Les réfugiés, ceux qui font la une de l'actualité, ne cessent de lutter pour une vie meilleure, et leurs déplacements peuvent s'étendre sur des durées très longues marquées par l'incertitude et la précarité. Arrivés dans le pays qui traite leur demande d'asile, ils se trouvent encore en « suspension territoriale », dans un entre-deux entre pouvoir rester et devoir repartir.

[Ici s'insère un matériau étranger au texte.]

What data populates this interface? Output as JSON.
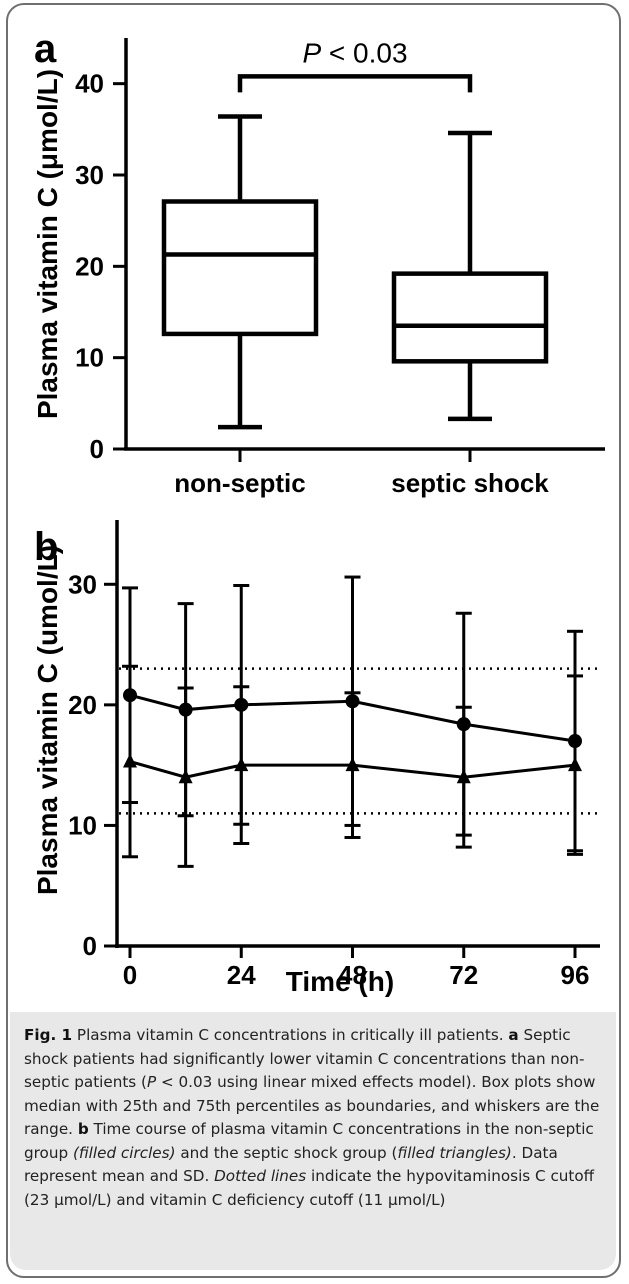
{
  "panel_a_letter": "a",
  "panel_b_letter": "b",
  "caption": {
    "fig_label": "Fig. 1",
    "segments": [
      {
        "t": "Plasma vitamin C concentrations in critically ill patients. ",
        "s": "n"
      },
      {
        "t": "a",
        "s": "b"
      },
      {
        "t": " Septic shock patients had significantly lower vitamin C concentrations than non-septic patients (",
        "s": "n"
      },
      {
        "t": "P",
        "s": "i"
      },
      {
        "t": " < 0.03 using linear mixed effects model). Box plots show median with 25th and 75th percentiles as boundaries, and whiskers are the range. ",
        "s": "n"
      },
      {
        "t": "b",
        "s": "b"
      },
      {
        "t": " Time course of plasma vitamin C concentrations in the non-septic group ",
        "s": "n"
      },
      {
        "t": "(filled circles)",
        "s": "i"
      },
      {
        "t": " and the septic shock group (",
        "s": "n"
      },
      {
        "t": "filled triangles)",
        "s": "i"
      },
      {
        "t": ". Data represent mean and SD. ",
        "s": "n"
      },
      {
        "t": "Dotted lines",
        "s": "i"
      },
      {
        "t": " indicate the hypovitaminosis C cutoff (23 μmol/L) and vitamin C deficiency cutoff (11 μmol/L)",
        "s": "n"
      }
    ]
  },
  "chart_data": [
    {
      "type": "box",
      "panel": "a",
      "ylabel": "Plasma vitamin C (μmol/L)",
      "ylim": [
        0,
        45
      ],
      "yticks": [
        0,
        10,
        20,
        30,
        40
      ],
      "categories": [
        "non-septic",
        "septic shock"
      ],
      "boxes": [
        {
          "category": "non-septic",
          "min": 2.4,
          "q1": 12.6,
          "median": 21.3,
          "q3": 27.1,
          "max": 36.4
        },
        {
          "category": "septic shock",
          "min": 3.3,
          "q1": 9.6,
          "median": 13.5,
          "q3": 19.2,
          "max": 34.6
        }
      ],
      "annotation": {
        "italic": "P",
        "text": " < 0.03",
        "bracket_y": 40.8
      }
    },
    {
      "type": "line",
      "panel": "b",
      "xlabel": "Time (h)",
      "ylabel": "Plasma vitamin C (umol/L)",
      "xlim": [
        -6,
        102
      ],
      "ylim": [
        0,
        35
      ],
      "xticks": [
        0,
        24,
        48,
        72,
        96
      ],
      "yticks": [
        0,
        10,
        20,
        30
      ],
      "reference_lines": [
        23,
        11
      ],
      "series": [
        {
          "marker": "circle",
          "x": [
            0,
            12,
            24,
            48,
            72,
            96
          ],
          "y": [
            20.8,
            19.6,
            20.0,
            20.3,
            18.4,
            17.0
          ],
          "sd": [
            8.9,
            8.8,
            9.9,
            10.3,
            9.2,
            9.1
          ]
        },
        {
          "marker": "triangle",
          "x": [
            0,
            12,
            24,
            48,
            72,
            96
          ],
          "y": [
            15.3,
            14.0,
            15.0,
            15.0,
            14.0,
            15.0
          ],
          "sd": [
            7.9,
            7.4,
            6.5,
            6.0,
            5.8,
            7.4
          ]
        }
      ]
    }
  ]
}
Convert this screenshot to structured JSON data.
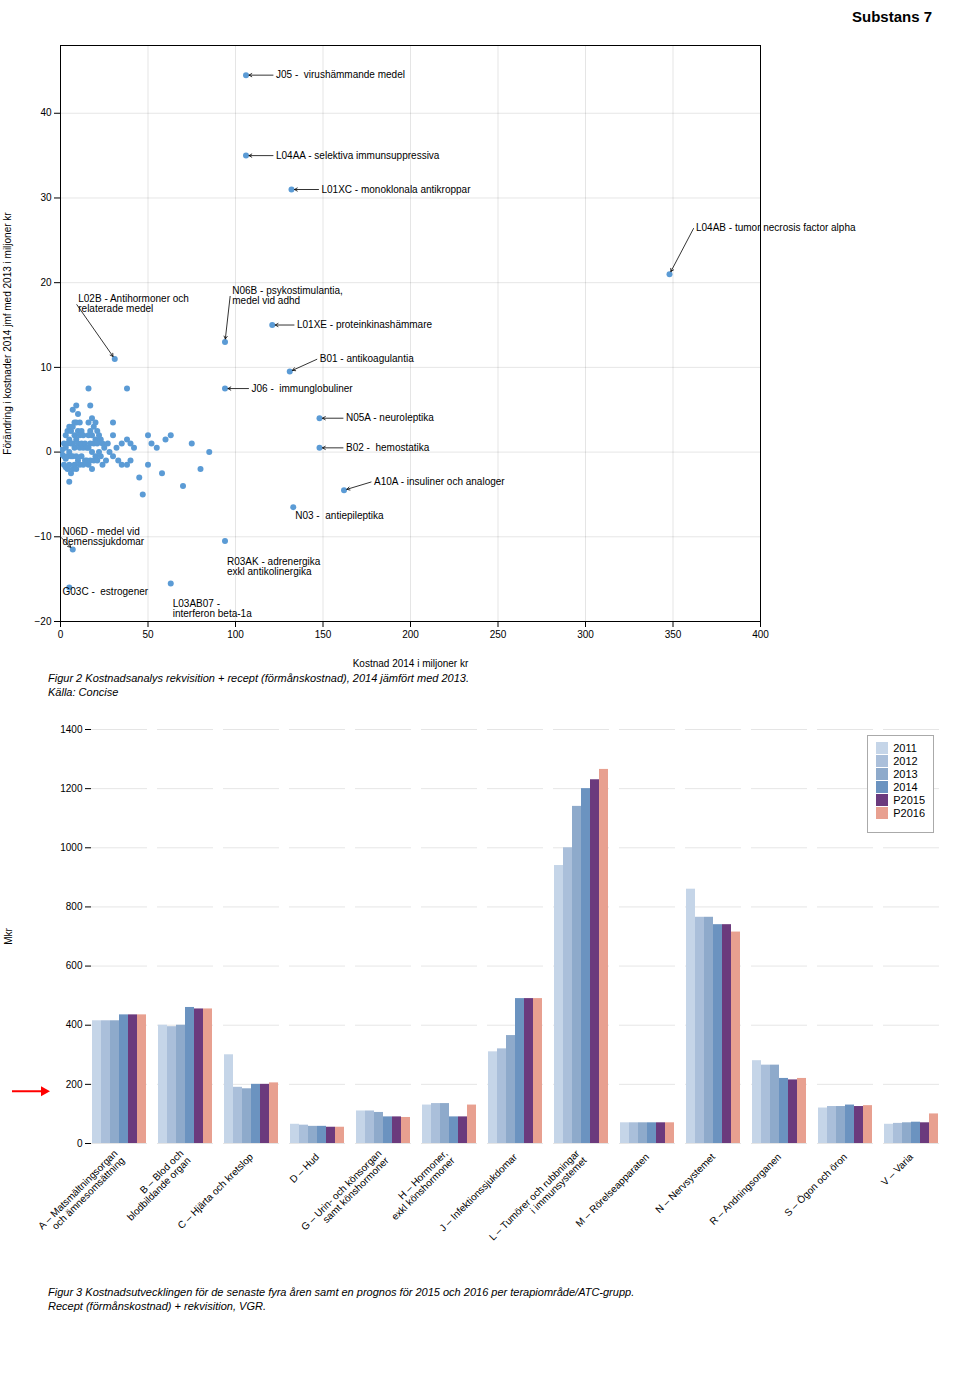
{
  "chart_data": [
    {
      "type": "scatter",
      "title": "Substans 7",
      "xlabel": "Kostnad 2014 i miljoner kr",
      "ylabel": "Förändring i kostnader 2014 jmf med 2013 i miljoner kr",
      "caption": [
        "Figur 2 Kostnadsanalys rekvisition + recept (förmånskostnad), 2014 jämfört med 2013.",
        "Källa: Concise"
      ],
      "color": "#5b9bd5",
      "xlim": [
        0,
        400
      ],
      "ylim": [
        -20,
        48
      ],
      "xticks": [
        0,
        50,
        100,
        150,
        200,
        250,
        300,
        350,
        400
      ],
      "yticks": [
        -20,
        -10,
        0,
        10,
        20,
        30,
        40
      ],
      "grid": true,
      "x": [
        1,
        1,
        2,
        2,
        2,
        3,
        3,
        3,
        3,
        4,
        4,
        4,
        4,
        5,
        5,
        5,
        5,
        5,
        6,
        6,
        6,
        6,
        7,
        7,
        7,
        7,
        7,
        8,
        8,
        8,
        8,
        9,
        9,
        9,
        9,
        9,
        10,
        10,
        10,
        10,
        11,
        11,
        11,
        11,
        12,
        12,
        12,
        13,
        13,
        13,
        14,
        14,
        15,
        15,
        16,
        16,
        16,
        16,
        16,
        17,
        17,
        17,
        17,
        18,
        18,
        18,
        18,
        19,
        19,
        19,
        20,
        20,
        20,
        21,
        21,
        21,
        22,
        22,
        23,
        23,
        24,
        24,
        25,
        26,
        27,
        28,
        30,
        30,
        30,
        32,
        33,
        35,
        35,
        38,
        38,
        38,
        40,
        40,
        42,
        45,
        47,
        50,
        50,
        52,
        55,
        58,
        60,
        63,
        70,
        75,
        80,
        85,
        106,
        106,
        132,
        348,
        94,
        121,
        131,
        94,
        148,
        148,
        162,
        133,
        31,
        94,
        7,
        5,
        63
      ],
      "values": [
        0.3,
        -0.3,
        1,
        -0.5,
        -1.5,
        2,
        0.5,
        -0.8,
        -1.8,
        2.5,
        1,
        -0.5,
        -2,
        3,
        1.5,
        0,
        -1.5,
        -3.5,
        2.5,
        1,
        -0.5,
        -2.5,
        5,
        3,
        1,
        -0.5,
        -2,
        3.5,
        2,
        0.5,
        -1.5,
        5.5,
        3.5,
        1.5,
        -0.5,
        -2,
        4.5,
        2.5,
        1,
        -1,
        3.5,
        2,
        0.5,
        -1.5,
        2.5,
        1,
        -0.5,
        2,
        0.5,
        -1.5,
        1,
        -1,
        0.5,
        -1,
        7.5,
        3.5,
        2,
        0.5,
        -1.5,
        5.5,
        2.5,
        1,
        -1,
        4,
        2,
        0,
        -2,
        3,
        1,
        -1,
        3.5,
        1.5,
        -0.5,
        2.5,
        1,
        -1,
        2,
        0,
        1.5,
        -0.5,
        1,
        -1.5,
        0.5,
        -1,
        1,
        0,
        3.5,
        2,
        -0.5,
        0.5,
        -1,
        1,
        -1.5,
        7.5,
        1.5,
        -1.5,
        1,
        -1,
        0.5,
        -3,
        -5,
        2,
        -1.5,
        1,
        0.5,
        -2.5,
        1.5,
        2,
        -4,
        1,
        -2,
        0,
        44.5,
        35,
        31,
        21,
        13,
        15,
        9.5,
        7.5,
        4,
        0.5,
        -4.5,
        -6.5,
        11,
        -10.5,
        -11.5,
        -16,
        -15.5
      ],
      "annotations": [
        {
          "text": "J05 -  virushämmande medel",
          "x": 106,
          "y": 44.5,
          "label_x": 122,
          "label_y": 44.5,
          "arrow": true
        },
        {
          "text": "L04AA - selektiva immunsuppressiva",
          "x": 106,
          "y": 35,
          "label_x": 122,
          "label_y": 35,
          "arrow": true
        },
        {
          "text": "L01XC - monoklonala antikroppar",
          "x": 132,
          "y": 31,
          "label_x": 148,
          "label_y": 31,
          "arrow": true
        },
        {
          "text": "L04AB - tumor necrosis factor alpha",
          "x": 348,
          "y": 21,
          "label_x": 362,
          "label_y": 26.5,
          "arrow": true
        },
        {
          "text": "N06B - psykostimulantia,\nmedel vid adhd",
          "x": 94,
          "y": 13,
          "label_x": 97,
          "label_y": 18.5,
          "arrow": true
        },
        {
          "text": "L01XE - proteinkinashämmare",
          "x": 121,
          "y": 15,
          "label_x": 134,
          "label_y": 15,
          "arrow": true
        },
        {
          "text": "B01 - antikoagulantia",
          "x": 131,
          "y": 9.5,
          "label_x": 147,
          "label_y": 11,
          "arrow": true
        },
        {
          "text": "J06 -  immunglobuliner",
          "x": 94,
          "y": 7.5,
          "label_x": 108,
          "label_y": 7.5,
          "arrow": true
        },
        {
          "text": "N05A - neuroleptika",
          "x": 148,
          "y": 4,
          "label_x": 162,
          "label_y": 4,
          "arrow": true
        },
        {
          "text": "B02 -  hemostatika",
          "x": 148,
          "y": 0.5,
          "label_x": 162,
          "label_y": 0.5,
          "arrow": true
        },
        {
          "text": "A10A - insuliner och analoger",
          "x": 162,
          "y": -4.5,
          "label_x": 178,
          "label_y": -3.5,
          "arrow": true
        },
        {
          "text": "N03 -  antiepileptika",
          "x": 133,
          "y": -6.5,
          "label_x": 133,
          "label_y": -7.5,
          "arrow": false
        },
        {
          "text": "L02B - Antihormoner och\nrelaterade medel",
          "x": 31,
          "y": 11,
          "label_x": 9,
          "label_y": 17.5,
          "arrow": true
        },
        {
          "text": "R03AK - adrenergika\nexkl antikolinergika",
          "x": 94,
          "y": -10.5,
          "label_x": 94,
          "label_y": -13.5,
          "arrow": false
        },
        {
          "text": "N06D - medel vid\ndemenssjukdomar",
          "x": 7,
          "y": -11.5,
          "label_x": 0,
          "label_y": -10,
          "arrow": true
        },
        {
          "text": "G03C -  estrogener",
          "x": 5,
          "y": -16,
          "label_x": 0,
          "label_y": -16.5,
          "arrow": false
        },
        {
          "text": "L03AB07 -\ninterferon beta-1a",
          "x": 63,
          "y": -15.5,
          "label_x": 63,
          "label_y": -18.5,
          "arrow": false
        }
      ]
    },
    {
      "type": "bar",
      "ylabel": "Mkr",
      "caption": [
        "Figur 3 Kostnadsutvecklingen för de senaste fyra åren samt en prognos för 2015 och 2016 per terapiområde/ATC-grupp.",
        "Recept (förmånskostnad) + rekvisition, VGR."
      ],
      "ylim": [
        0,
        1400
      ],
      "yticks": [
        0,
        200,
        400,
        600,
        800,
        1000,
        1200,
        1400
      ],
      "grid": true,
      "legend": "upper right",
      "categories": [
        "A – Matsmältningsorgan\noch ämnesomsättning",
        "B – Blod och\nblodbildande organ",
        "C – Hjärta och kretslop",
        "D – Hud",
        "G – Urin- och könsorgan\nsamt könshormoner",
        "H – Hormoner,\nexkl könshormoner",
        "J – Infektionssjukdomar",
        "L – Tumörer och rubbningar\ni immunsystemet",
        "M – Rörelseapparaten",
        "N – Nervsystemet",
        "R – Andningsorganen",
        "S – Ögon och öron",
        "V – Varia"
      ],
      "series": [
        {
          "name": "2011",
          "color": "#c5d5e8",
          "values": [
            415,
            400,
            300,
            65,
            110,
            130,
            310,
            940,
            70,
            860,
            280,
            120,
            65
          ]
        },
        {
          "name": "2012",
          "color": "#aabfda",
          "values": [
            415,
            395,
            190,
            62,
            110,
            135,
            320,
            1000,
            70,
            765,
            265,
            125,
            68
          ]
        },
        {
          "name": "2013",
          "color": "#8eaacb",
          "values": [
            415,
            400,
            185,
            58,
            105,
            135,
            365,
            1140,
            70,
            765,
            265,
            125,
            70
          ]
        },
        {
          "name": "2014",
          "color": "#6b93c0",
          "values": [
            435,
            460,
            200,
            58,
            90,
            90,
            490,
            1200,
            70,
            740,
            220,
            130,
            72
          ]
        },
        {
          "name": "P2015",
          "color": "#6b3a7d",
          "values": [
            435,
            455,
            200,
            55,
            90,
            90,
            490,
            1230,
            70,
            740,
            215,
            125,
            70
          ]
        },
        {
          "name": "P2016",
          "color": "#e8a090",
          "values": [
            435,
            455,
            205,
            55,
            88,
            130,
            490,
            1265,
            70,
            715,
            220,
            128,
            100
          ]
        }
      ],
      "annotations": [
        {
          "y": 175,
          "arrow": true,
          "color": "red"
        }
      ]
    }
  ]
}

Alexandra Felder s'intéresse aux trajectoires singulières de construction de soi en exil, à travers les activités des demandeurs d'asile qui se révèlent être de puissants vecteurs de résistance. Résistance à la réduction de soi à un statut de « demandeur », à l'assignation à la place d'étranger en quête d'un statut de citoyen. Dans l'activité partagée avec autrui, le sujet exilé transforme sa situation et lui-même. Il s'approprie des manières de faire, diversifie les temporalités par les rythmes des activités, noue des relations sociales et développe des interactions, réactualise des schèmes d'action. En cela, il participe à une construction commune du monde avec autrui.
Ainsi sans sous-estimer le poids des contraintes, des déterminations sociales majeures ici, l'ouvrage montre que l'important n'est pas seulement le traitement qui est fait aux réfugiés, mais ce qu'ils font eux-mêmes de ce qu'on fait d'eux.